Como salientou o ministro Joaquim Barbosa a "Constituição de 1988 atribui ao Supremo esse número absolutamente irracional de competências" (OESP, 3 abril, A 10). Ao STF foram atribuídas funções que na maioria das democracias estão divididas em pelo menos 3 tipos de instituições: cortes constitucionais, tribunais recursais de última instância e foros judiciais especializados. Desta forma, um mesmo órgão, formado por apenas 11 pessoas, julga todas as ações voltadas a controlar a constitucionalidade de leis e atos emanados das esferas estaduais e federal; recebe milhares de recursos extraordinários e agravos de instrumentos voltados a rever decisões de tribunais inferiores; além de julgar ações que envolvam altas autoridades; isto sem falar nos famosos habeas corpus ou pedidos de extradição, que todos os dias abarrotam a pauta do supremo. O problema, portanto, é como reduzir o trabalho dos ministros, para que possam devidamente empregar a enorme autoridade que lhes foi atribuída pela Constituição na solução de controvérsias efetivamente relevantes.

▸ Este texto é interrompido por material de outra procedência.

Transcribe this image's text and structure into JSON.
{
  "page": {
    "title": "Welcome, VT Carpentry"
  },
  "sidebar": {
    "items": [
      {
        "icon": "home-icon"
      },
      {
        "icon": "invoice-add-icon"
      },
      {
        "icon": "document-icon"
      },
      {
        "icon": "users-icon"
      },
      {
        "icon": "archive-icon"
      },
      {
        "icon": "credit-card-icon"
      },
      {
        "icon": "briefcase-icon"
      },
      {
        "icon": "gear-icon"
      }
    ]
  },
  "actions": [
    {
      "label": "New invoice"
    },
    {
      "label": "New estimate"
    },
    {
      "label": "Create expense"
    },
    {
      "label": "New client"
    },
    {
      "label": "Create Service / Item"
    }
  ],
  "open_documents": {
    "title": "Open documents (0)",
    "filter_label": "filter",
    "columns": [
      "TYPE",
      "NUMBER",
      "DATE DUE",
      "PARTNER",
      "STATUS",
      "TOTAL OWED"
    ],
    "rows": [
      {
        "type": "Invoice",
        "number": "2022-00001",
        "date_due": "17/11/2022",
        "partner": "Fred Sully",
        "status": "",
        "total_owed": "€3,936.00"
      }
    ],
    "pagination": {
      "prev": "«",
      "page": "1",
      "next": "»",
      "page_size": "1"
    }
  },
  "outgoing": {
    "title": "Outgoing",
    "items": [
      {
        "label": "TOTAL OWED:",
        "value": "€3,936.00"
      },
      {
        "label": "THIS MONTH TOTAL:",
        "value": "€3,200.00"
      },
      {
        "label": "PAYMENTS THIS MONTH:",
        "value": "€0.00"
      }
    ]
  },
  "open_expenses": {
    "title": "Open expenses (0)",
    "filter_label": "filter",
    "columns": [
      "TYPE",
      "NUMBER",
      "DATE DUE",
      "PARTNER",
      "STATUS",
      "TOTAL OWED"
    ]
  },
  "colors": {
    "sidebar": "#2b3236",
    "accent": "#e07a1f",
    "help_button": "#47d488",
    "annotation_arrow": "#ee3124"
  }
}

O experiente ministro Cezar Peluso, que assumirá a presidência do STF ainda este mês, terá, assim, enormes desafios. O primeiro deles é baixar o número obsceno de processos que chegam ao tribunal todos os anos. Embora a emenda 45 tenha criado mecanismos voltados a reduzir o impacto deste defeito estrutural da Constituição, há muito ainda a ser feito, tanto pelo Congresso Nacional, como pelo próprio tribunal. Ao congresso cumpre, em diálogo com o supremo, transferir para outras esferas judiciais inúmeras competências. Ao supremo, por sua vez, cabe aprofundar a política de argüição de repercussão geral, transferindo às instâncias judiciais inferiores a responsabilidade de por termo a dissídios que, mantidas na fila do STF, apenas retardam a prestação de justiça aos cidadãos.
Reduzidos os processos, um segundo desafio será reformular o modo pelo qual se constrói a agenda do tribunal. Hoje é difícil compreender a lógica. Alguns processos são julgados em 24 horas e outros permanecem sem decisão por anos. Como justificar isso? Esta, sim, seria uma questão sobre a qual a Transparência Brasil poderia se debruçar, com mais proveito. Por que o pedido de intervenção federal em Rondônia, em função de graves violações de direitos humanos, jamais foi apreciado, enquanto alguns Habeas Corpus são concedidos instantaneamente? É urgente que o STF seja capaz de estabelecer uma agenda mais transparente e criteriosa dos casos que serão apreciados ao longo do semestre ou do ano judiciário. Ele não pode ser tratado como um tribunal de pequenas causas, obrigado a responder imediatamente a tudo que lá chega.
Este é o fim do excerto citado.